Я только покосился на нее, — наверно, так же затравленно, как тот мужчина.
— Ко мне мы не можем подняться, — сказала она, — там Хильда Каменц, она меня ждет. Я видела свет у себя в комнате, и ее машина стоит у подъезда.
Я медленно проехал мимо подъезда, мимо коричневой двери парадного, которая всегда будет стоять у меня перед глазами, словно фотоснимок, проступающий из красноватой полутьмы: множество снимков, и на всех одна и та же дверь, как на большом блоке почтовых марок, только что с типографского станка.
Возле парадного действительно стояла машина, вишнево-красного цвета.

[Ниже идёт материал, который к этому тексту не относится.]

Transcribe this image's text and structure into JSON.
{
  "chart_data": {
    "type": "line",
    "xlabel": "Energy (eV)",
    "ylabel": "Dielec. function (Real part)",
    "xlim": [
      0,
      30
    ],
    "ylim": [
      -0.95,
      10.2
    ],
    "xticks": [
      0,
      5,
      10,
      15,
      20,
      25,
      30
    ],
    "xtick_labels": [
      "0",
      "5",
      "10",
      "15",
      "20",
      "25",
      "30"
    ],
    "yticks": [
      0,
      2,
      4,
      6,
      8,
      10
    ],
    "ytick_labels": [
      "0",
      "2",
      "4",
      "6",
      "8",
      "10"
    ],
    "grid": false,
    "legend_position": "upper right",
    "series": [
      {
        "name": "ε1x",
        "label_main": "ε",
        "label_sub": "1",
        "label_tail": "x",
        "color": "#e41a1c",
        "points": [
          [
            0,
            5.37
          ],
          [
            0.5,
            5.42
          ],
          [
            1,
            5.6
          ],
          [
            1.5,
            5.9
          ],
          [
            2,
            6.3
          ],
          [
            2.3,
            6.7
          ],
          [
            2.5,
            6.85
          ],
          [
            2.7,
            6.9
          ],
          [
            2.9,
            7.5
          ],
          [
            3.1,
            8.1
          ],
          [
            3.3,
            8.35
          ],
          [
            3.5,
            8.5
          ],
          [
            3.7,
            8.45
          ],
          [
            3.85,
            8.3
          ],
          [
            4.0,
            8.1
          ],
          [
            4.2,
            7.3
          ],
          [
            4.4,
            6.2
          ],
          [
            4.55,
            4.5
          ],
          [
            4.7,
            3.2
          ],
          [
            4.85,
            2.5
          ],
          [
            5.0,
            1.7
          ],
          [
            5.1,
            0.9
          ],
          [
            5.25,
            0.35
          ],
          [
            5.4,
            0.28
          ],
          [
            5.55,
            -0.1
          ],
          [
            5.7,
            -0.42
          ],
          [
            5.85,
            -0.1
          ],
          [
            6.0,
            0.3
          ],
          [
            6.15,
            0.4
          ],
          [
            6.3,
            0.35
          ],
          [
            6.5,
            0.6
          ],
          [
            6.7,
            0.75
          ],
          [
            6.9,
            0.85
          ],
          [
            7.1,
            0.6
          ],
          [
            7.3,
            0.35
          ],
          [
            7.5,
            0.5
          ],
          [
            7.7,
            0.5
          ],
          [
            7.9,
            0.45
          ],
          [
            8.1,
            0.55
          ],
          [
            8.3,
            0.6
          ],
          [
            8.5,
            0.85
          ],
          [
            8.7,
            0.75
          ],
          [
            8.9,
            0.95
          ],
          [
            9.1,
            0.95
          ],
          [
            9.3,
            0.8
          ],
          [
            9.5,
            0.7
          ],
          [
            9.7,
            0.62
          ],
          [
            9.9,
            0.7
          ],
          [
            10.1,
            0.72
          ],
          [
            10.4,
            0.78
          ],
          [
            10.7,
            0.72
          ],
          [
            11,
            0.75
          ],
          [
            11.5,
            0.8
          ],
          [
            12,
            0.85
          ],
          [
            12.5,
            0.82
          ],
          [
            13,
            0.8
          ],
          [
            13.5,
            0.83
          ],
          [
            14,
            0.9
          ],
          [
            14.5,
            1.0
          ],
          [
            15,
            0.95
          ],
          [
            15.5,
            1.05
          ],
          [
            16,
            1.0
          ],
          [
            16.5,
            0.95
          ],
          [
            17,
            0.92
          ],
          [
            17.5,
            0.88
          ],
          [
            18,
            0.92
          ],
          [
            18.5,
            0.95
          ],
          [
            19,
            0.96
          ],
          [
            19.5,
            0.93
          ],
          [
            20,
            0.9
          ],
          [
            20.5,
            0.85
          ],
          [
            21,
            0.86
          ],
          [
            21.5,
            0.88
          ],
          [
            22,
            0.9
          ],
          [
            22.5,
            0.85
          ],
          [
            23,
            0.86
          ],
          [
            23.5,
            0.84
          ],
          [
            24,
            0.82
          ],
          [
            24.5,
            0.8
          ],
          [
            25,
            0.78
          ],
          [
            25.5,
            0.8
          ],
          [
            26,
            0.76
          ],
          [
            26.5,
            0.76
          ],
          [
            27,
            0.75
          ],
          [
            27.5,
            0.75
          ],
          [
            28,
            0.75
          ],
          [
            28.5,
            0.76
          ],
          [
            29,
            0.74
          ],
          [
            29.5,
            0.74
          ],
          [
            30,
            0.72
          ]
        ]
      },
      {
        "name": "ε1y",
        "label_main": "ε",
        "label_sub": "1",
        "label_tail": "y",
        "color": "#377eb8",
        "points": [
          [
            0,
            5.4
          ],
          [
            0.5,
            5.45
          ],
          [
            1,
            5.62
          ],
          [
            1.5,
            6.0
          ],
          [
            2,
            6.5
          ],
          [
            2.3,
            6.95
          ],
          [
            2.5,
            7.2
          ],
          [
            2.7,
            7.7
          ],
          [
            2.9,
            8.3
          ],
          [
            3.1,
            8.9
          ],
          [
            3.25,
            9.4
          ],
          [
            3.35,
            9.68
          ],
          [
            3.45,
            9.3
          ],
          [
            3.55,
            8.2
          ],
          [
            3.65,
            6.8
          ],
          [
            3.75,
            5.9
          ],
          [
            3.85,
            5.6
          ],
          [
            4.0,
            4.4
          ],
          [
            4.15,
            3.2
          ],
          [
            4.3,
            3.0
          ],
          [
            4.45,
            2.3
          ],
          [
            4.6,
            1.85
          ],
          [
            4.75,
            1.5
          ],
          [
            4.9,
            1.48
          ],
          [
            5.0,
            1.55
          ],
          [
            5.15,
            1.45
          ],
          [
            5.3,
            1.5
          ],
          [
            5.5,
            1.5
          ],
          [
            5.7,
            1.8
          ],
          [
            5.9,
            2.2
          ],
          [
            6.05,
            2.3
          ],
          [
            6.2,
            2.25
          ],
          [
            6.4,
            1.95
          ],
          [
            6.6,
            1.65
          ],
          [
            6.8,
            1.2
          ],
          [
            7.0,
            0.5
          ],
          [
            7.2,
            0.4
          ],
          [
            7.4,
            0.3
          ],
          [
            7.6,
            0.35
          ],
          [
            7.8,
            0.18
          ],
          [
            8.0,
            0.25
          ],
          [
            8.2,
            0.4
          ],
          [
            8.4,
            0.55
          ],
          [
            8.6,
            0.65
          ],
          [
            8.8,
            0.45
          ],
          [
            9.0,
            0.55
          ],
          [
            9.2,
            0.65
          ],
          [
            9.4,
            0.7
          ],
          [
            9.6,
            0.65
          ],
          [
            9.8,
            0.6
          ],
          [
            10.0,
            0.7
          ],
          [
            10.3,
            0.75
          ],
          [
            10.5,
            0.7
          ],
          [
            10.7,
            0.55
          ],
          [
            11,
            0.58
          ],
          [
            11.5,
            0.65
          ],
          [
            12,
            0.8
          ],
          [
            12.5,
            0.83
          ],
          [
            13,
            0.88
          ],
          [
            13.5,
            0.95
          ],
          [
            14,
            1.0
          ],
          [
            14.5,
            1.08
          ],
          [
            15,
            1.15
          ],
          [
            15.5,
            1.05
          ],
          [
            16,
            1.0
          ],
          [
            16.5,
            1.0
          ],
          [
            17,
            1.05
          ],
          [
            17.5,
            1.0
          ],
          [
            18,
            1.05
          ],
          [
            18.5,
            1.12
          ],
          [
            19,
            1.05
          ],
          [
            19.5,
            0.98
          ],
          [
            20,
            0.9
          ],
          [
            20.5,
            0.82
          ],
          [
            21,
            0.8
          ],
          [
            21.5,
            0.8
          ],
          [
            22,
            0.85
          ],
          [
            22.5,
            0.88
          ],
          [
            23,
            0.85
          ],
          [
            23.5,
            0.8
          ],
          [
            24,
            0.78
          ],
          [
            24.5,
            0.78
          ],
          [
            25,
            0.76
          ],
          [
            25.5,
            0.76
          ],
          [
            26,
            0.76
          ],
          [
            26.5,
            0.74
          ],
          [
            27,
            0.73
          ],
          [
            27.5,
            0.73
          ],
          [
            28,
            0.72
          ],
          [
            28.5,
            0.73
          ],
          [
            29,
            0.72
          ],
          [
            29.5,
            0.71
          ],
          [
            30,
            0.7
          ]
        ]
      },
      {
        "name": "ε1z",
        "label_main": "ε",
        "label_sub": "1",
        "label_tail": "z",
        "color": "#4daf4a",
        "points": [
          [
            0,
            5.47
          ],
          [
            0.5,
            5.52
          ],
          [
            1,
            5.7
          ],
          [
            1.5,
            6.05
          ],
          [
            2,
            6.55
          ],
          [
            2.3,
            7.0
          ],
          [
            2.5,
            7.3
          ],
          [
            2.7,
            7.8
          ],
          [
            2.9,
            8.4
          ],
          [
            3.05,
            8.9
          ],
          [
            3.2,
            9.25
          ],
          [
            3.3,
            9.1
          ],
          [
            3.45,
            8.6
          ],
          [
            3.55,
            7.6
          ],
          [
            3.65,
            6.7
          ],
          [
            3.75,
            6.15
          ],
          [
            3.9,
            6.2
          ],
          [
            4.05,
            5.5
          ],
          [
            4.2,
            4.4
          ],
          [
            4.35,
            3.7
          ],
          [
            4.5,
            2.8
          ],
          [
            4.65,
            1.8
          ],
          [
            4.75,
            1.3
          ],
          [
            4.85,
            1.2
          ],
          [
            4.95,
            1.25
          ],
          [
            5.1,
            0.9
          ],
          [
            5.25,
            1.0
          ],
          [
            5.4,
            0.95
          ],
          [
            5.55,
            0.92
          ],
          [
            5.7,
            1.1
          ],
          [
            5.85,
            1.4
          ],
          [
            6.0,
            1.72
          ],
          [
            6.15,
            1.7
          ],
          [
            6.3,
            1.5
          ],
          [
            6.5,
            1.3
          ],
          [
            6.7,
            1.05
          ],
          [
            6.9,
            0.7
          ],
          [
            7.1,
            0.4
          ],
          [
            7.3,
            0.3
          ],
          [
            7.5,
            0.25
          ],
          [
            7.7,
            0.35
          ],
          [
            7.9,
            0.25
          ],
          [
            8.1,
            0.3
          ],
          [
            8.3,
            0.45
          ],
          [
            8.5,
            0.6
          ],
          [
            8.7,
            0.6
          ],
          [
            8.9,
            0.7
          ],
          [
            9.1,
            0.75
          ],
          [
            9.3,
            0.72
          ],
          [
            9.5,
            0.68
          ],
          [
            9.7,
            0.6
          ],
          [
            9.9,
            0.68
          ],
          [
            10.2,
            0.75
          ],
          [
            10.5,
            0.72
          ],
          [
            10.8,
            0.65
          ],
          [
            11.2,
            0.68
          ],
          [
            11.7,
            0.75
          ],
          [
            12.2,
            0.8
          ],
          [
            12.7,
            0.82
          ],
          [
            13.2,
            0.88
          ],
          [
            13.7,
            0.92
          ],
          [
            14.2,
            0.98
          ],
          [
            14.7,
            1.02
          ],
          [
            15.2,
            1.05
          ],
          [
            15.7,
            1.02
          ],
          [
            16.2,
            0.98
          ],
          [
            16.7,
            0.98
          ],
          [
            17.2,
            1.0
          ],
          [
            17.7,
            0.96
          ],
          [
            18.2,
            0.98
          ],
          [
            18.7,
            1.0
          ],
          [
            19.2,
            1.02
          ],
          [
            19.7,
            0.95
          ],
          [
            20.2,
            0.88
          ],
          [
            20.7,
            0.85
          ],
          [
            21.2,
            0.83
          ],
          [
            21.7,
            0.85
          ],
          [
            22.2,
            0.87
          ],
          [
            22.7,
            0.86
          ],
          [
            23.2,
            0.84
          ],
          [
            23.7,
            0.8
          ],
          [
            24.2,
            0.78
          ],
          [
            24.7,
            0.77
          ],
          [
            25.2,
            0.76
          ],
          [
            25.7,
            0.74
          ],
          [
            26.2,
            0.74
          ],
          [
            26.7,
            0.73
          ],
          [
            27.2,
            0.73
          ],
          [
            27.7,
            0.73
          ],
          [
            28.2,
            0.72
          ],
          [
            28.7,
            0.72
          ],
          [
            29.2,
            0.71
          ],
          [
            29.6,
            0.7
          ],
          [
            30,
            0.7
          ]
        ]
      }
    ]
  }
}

Я посмотрел на Хедвиг, не зная как быть.
— Хильда Каменц — это та самая знакомая моего отца, — пояснила она. — Поезжай за угол; там на соседней улице между домами есть пустырь, я видела из своего окошка: темная мостовая, а посреди рытвина, мне даже померещилось там твое распростертое тело, — так я боялась, что ты совсем не придешь.
Я повернул и въехал на Корбмахергассе, все еще еле-еле, — казалось, я уже никогда в жизни не смогу ездить быстро. В нескольких домах от булочной и правда обнаружился небольшой пустырь, откуда была видна задняя стена дома Хедвиг; часть ее пряталась за густыми, развесистыми кронами, но один столбец окон просматривался целиком: на первом этаже было темно, на втором горел свет, на третьем — тоже.